たとえば、同窓会に行くと、「今、なにやってるの?」と聞く人が必ずいます。
これは、聞いている側に悪意はありませんが、一番イヤな質問です。
よくあるのは、いい会社に入った人が、就活でうまくいかずに、誰も知らない小さな会社に入った人に対して聞くというパターンです。
いい会社に入った人は、自分がどこに入ったのか聞いてほしいから、まず相手に聞くのです。

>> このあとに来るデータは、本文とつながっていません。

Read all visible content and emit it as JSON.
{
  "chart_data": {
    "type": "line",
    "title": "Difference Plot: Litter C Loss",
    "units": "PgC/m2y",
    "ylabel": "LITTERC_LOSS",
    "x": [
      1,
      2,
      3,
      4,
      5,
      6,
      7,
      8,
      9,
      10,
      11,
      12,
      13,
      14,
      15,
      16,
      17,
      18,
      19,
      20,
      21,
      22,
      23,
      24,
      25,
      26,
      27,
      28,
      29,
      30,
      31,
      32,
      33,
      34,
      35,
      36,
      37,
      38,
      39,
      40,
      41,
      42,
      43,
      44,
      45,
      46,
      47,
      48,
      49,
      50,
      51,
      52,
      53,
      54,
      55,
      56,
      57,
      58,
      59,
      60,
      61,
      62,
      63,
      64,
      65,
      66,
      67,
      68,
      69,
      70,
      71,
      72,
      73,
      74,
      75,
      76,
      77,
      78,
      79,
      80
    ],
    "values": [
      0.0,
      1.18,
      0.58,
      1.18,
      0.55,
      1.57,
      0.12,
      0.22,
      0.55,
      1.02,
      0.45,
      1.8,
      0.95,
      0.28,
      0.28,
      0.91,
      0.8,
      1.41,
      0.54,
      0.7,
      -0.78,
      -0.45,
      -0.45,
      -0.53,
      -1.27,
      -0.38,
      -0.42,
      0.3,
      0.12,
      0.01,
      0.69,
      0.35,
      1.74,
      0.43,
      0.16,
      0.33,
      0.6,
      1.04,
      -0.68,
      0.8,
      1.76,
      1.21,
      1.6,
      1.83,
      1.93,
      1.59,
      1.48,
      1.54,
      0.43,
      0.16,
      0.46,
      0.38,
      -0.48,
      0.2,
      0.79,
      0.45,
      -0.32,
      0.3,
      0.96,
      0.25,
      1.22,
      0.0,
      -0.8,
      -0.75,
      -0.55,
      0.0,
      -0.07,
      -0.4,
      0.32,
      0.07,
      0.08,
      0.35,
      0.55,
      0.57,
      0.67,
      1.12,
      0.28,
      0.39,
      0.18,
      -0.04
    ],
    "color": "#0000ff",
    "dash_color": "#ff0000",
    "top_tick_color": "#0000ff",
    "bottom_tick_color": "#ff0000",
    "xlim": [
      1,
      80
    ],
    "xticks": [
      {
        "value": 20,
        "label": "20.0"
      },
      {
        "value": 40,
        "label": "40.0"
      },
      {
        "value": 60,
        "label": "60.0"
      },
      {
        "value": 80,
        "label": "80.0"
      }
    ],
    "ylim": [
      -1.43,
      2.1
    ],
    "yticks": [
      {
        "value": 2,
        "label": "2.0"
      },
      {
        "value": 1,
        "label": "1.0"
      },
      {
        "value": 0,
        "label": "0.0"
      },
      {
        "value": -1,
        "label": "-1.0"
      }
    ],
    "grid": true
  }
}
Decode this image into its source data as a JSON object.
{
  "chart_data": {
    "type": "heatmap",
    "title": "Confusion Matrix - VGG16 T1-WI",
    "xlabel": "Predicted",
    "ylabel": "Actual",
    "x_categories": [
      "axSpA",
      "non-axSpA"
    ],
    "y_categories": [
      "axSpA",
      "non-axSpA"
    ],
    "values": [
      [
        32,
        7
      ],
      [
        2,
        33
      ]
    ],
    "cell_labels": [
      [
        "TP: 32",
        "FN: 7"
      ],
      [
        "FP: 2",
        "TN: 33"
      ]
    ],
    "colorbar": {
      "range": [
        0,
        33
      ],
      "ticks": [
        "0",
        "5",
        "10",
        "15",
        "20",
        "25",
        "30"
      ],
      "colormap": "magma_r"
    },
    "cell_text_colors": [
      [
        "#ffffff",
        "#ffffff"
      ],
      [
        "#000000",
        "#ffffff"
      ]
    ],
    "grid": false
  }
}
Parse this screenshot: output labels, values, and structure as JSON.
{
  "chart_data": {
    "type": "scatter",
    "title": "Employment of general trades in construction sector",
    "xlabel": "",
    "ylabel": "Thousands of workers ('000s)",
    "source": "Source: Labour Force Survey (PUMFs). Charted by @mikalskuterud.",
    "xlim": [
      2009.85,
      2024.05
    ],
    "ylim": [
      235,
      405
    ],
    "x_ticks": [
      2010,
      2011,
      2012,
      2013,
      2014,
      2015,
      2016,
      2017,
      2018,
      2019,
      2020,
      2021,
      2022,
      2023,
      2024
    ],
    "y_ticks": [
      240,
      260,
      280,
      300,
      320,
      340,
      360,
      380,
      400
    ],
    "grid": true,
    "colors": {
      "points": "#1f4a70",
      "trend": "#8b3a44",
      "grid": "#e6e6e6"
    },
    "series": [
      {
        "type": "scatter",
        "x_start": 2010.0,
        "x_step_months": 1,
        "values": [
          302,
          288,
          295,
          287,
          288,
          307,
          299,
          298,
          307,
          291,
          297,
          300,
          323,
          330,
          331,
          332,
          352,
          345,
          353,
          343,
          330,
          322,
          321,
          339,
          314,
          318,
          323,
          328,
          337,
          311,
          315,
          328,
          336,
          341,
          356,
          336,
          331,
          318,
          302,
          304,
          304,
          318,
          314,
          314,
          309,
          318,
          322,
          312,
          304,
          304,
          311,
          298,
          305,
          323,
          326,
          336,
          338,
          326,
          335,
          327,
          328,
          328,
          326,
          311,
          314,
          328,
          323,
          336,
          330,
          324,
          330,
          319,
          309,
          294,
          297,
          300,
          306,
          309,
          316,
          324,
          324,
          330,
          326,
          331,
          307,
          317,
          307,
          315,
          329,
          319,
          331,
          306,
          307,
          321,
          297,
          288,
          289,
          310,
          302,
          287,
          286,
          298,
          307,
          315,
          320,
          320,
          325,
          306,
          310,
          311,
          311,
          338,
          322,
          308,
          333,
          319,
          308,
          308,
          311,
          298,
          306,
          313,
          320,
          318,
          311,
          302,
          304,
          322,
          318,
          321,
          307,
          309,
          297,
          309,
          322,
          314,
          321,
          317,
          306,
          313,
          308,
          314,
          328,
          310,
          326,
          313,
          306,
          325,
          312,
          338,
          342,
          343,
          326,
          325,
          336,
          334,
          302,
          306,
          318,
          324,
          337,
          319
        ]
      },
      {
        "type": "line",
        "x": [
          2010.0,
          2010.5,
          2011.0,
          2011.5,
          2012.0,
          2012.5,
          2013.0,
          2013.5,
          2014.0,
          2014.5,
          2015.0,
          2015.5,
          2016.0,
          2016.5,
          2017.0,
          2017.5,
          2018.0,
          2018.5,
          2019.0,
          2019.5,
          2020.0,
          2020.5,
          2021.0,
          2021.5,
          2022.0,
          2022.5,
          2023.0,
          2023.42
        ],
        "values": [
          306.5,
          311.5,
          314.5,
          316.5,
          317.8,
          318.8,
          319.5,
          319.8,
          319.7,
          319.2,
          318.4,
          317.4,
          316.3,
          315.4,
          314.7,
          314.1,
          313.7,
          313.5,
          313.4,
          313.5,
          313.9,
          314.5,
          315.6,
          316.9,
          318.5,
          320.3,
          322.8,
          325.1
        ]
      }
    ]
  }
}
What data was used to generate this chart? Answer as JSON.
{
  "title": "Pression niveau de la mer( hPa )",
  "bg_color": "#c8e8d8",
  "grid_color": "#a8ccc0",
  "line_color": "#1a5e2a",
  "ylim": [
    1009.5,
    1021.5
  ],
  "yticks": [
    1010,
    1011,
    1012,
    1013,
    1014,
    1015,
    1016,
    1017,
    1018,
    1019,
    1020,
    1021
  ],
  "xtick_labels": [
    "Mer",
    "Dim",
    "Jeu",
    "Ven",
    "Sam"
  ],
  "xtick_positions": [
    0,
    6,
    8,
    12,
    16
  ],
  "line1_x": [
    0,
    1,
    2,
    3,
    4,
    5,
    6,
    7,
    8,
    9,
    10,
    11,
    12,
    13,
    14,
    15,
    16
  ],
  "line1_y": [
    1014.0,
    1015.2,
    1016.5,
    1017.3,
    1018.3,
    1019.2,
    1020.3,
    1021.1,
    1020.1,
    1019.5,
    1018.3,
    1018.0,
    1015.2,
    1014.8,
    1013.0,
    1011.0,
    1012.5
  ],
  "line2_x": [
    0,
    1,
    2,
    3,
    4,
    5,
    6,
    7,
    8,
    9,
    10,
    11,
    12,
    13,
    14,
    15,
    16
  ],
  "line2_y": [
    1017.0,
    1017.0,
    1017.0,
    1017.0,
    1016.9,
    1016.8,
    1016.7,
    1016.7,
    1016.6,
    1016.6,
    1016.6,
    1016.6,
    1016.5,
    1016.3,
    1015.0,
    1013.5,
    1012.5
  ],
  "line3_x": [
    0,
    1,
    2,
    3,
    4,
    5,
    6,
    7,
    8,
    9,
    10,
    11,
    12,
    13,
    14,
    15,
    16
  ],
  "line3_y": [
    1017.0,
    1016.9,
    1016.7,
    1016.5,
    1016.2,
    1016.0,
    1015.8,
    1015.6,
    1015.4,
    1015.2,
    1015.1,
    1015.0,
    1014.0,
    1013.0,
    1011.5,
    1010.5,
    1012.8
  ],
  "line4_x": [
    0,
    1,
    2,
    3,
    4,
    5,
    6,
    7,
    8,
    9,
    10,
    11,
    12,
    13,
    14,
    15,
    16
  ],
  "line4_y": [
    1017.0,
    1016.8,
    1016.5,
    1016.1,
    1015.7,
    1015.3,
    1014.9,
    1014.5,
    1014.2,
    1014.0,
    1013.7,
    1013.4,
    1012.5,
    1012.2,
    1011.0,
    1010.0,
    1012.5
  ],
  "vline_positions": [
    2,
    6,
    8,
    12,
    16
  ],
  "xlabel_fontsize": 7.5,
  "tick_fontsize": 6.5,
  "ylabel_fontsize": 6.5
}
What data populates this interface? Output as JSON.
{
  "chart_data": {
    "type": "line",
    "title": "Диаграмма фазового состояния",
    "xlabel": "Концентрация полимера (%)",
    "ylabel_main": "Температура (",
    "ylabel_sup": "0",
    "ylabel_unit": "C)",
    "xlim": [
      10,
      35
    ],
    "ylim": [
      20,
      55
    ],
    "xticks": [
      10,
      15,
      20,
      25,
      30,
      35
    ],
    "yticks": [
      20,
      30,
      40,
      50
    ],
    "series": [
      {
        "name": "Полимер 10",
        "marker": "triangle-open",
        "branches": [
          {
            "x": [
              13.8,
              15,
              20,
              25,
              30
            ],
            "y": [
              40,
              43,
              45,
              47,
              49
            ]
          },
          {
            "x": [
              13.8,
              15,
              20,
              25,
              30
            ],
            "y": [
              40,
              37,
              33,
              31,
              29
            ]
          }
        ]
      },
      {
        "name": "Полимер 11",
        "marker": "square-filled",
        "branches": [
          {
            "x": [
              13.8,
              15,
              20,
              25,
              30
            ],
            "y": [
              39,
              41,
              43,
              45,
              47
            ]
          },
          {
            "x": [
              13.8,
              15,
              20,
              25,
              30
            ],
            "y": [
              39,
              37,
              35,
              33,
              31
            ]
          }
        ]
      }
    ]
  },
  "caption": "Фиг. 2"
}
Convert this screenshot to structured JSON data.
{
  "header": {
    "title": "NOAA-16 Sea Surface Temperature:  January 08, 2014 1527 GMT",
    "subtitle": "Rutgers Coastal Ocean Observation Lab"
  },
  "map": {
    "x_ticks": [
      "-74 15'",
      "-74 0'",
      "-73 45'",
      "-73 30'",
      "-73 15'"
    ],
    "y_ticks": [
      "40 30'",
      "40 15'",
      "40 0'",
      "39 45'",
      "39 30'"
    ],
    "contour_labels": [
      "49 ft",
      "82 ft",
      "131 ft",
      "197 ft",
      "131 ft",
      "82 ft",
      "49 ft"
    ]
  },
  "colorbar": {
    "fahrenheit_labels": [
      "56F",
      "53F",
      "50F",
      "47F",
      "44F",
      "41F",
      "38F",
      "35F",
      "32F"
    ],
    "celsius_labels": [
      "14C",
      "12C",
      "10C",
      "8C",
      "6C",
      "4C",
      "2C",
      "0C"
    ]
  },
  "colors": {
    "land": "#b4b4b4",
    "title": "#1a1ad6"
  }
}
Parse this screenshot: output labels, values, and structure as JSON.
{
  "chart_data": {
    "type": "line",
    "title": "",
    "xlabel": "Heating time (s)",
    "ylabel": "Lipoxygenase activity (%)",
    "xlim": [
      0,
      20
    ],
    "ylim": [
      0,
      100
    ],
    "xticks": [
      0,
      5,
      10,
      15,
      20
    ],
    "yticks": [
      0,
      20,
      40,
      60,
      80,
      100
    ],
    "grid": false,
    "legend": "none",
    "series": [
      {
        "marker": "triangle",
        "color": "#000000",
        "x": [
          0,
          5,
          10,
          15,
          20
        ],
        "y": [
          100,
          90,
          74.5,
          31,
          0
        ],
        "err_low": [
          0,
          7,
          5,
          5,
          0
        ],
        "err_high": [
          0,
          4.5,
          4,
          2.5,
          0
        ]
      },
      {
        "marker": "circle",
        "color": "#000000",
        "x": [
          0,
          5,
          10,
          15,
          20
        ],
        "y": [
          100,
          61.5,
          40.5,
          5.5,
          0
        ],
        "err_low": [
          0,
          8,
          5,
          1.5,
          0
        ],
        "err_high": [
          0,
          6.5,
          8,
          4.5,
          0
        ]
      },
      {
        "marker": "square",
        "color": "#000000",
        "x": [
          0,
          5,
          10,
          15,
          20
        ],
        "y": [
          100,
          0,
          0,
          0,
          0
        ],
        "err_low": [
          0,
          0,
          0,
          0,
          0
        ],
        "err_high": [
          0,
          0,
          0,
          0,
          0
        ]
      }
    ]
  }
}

その時に、「見くだされた」と思って、堂々と答えられない人がいます。
「会社名を言ったらバカにされる」と思って、ウソで話を盛ってしまうのです。
ここで「小さい会社なんだ」「今、失業しているんだ」と言っても嫌われないのが、本当の仲間であり、本当の友達です。
人生においては、こういう出会いが大切です。
見栄を張って友達づき合いをしている人は、本当の友達ができません。
見栄を張るためにウソをついて友達をつくっても、自分の中で「友達になった感」がありません。
いつも「詐称がバレたらどうしよう」と思ってビクビクしているから、安心できる友達感がないのです。
ところが、最初から弱点を見せている友達関係では、もう壊れようがありません。
すでに最低なところを、お互いに見せ合っているからです。
僕は、予備校の寮で一緒だった仲間とはずっと仲のいい友達です。
寮生活では、「どれだけ気が弱いか」「どれだけ意志が薄弱か」「どれだけ虫が怖いか」という、自分の最低な部分が出てしまいます。
虫が怖いことがバレるのは、男としては最も恥ずべきことです。
それでも、「自分より怖がりがいる」とわかると、今まで以上に仲よくなれます。